Oui, qui est donc Picasso ? Vaste question qui rencontrera autant de réponses que d'admirateurs ou de détracteurs. Alors à m'y risquer, je dirai que pour moi il est le dernier grand moderne européen. De cette modernité qui a commencé dans les ateliers florentins de la renaissance italienne et qui s'est achevée dans les abstractions lyriques de l'école américaine. Après cela ? A partir de Warhol ? La modernité est morte. Elle a basculée dans le post-moderne, l'après. Un après où la figure humaine, centrale à la Renaissance, a disparue au profit du vide, de la vacuité esthétisante ou conceptualisante. Après Picasso, aller, j'ose la lourde formule provocatrice, l'art européen a arrêté de grandir, du moins n'a produit depuis que si peu de choses intéressantes. L'Europe a préféré se trahir en se coupant de ses racines humanistes et a cessé d'exalter les grands sentiments pour lui préférer le cynisme et les vacuités sous toutes leurs formes. C'est la victoire du lugubre des brumes sur le tragique du soleil. Le nihilisme est devenu autant en art qu'en philosophie le grand paradigme de cette culture européenne post-moderne. Le terme lui même est tellement disgracieux : post-moderne. De celui-là je ne retiendrai d'ailleurs que le "après" que j'entendrai bien sûre au sens d'une décadence.

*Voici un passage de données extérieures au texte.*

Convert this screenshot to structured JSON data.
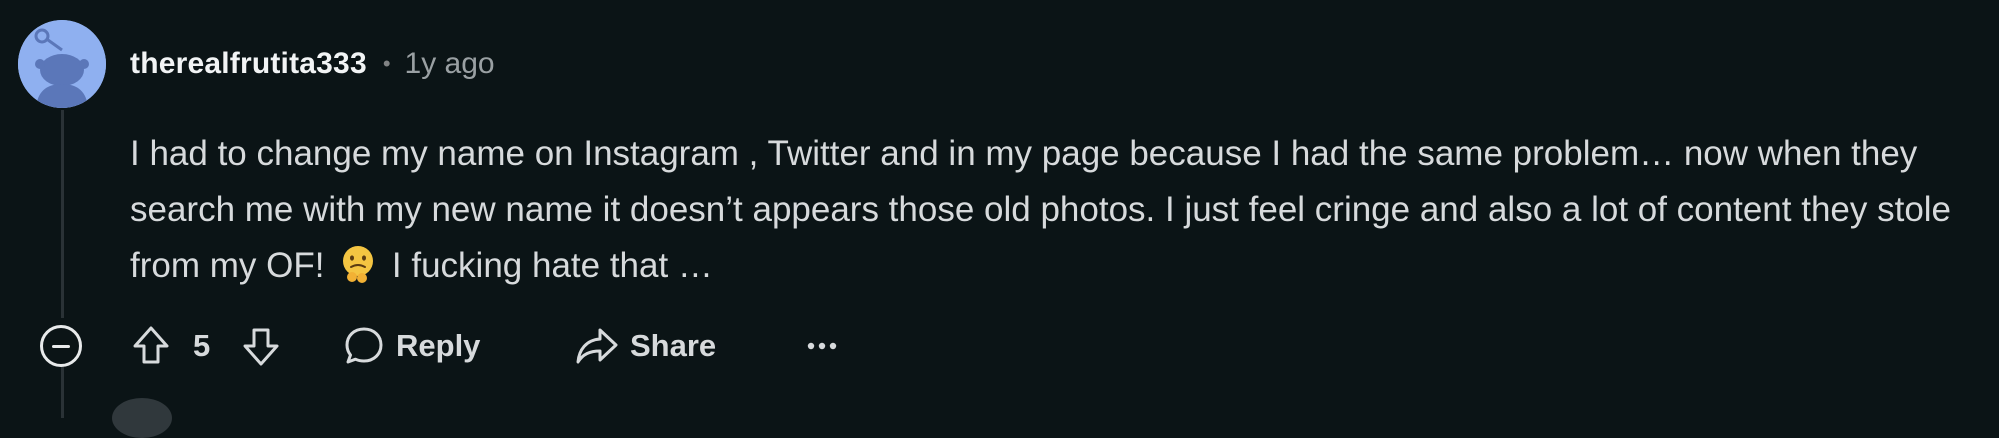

Picasso dans mes yeux, car je veux voir le monde tel qu'il est. Surtout ne pas faire de la beauté un fétiche. Je ne veux pas d'art de l'esthétique des plastiques mise en plastique pour vendre du cuire ou du plastique, ni de conceptualisations autant précieuses que vaniteuses des installations qui font la crétinerie agréée et institutionnalisée de l'art branché d'aujourd'hui. Picasso dans mes yeux, pour rester enfant en mon âme poète, pour ne conserver de l'art que les sentiments et le pouvoir de suggestion.

Picasso n'était pas le seul dont j'aurai pu me réclamer. D'autres peintres ou poètes de ses contemporains ou plus anciens suscitent mon admiration, mais aucun d'entre eux n'a déployé son faste de manière aussi étendue, n'a été autant touche à tout, et aucun d'eux n'a su synthétiser de cette façon l'histoire de l'art européenne. Avec Picasso c'est l'antiquité qui est convié autant que toutes la peinture de l'après renaissance dans une perspective radicalement moderne mais dont l'essentiel - chose rare - demeure intacte.

On l'aura compris, j'aime Picasso de manière exagérée. Il y a un peu de folie dans mon acte d'admiration. Oh, je n'aime pas tout de Picasso, mais j'aime beaucoup quand même. Voilà, c'est que Picasso me parle, Picasso m'inspire. Il me dérange. De ses yeux perçants, cet écorché vif et peu facile à vivre, a su voir derrière les apparences et nous donner comme leçon qu'au-delà du néant reste toujours la vie. Et cela, en Europe, seul un Méditerranéen pouvait nous le signaler de manière aussi éloquente. Picasso en mis ojos. Un blog qui voudrait parler du bonheur de la vie et de son tragique qui l'accompagne inévitablement.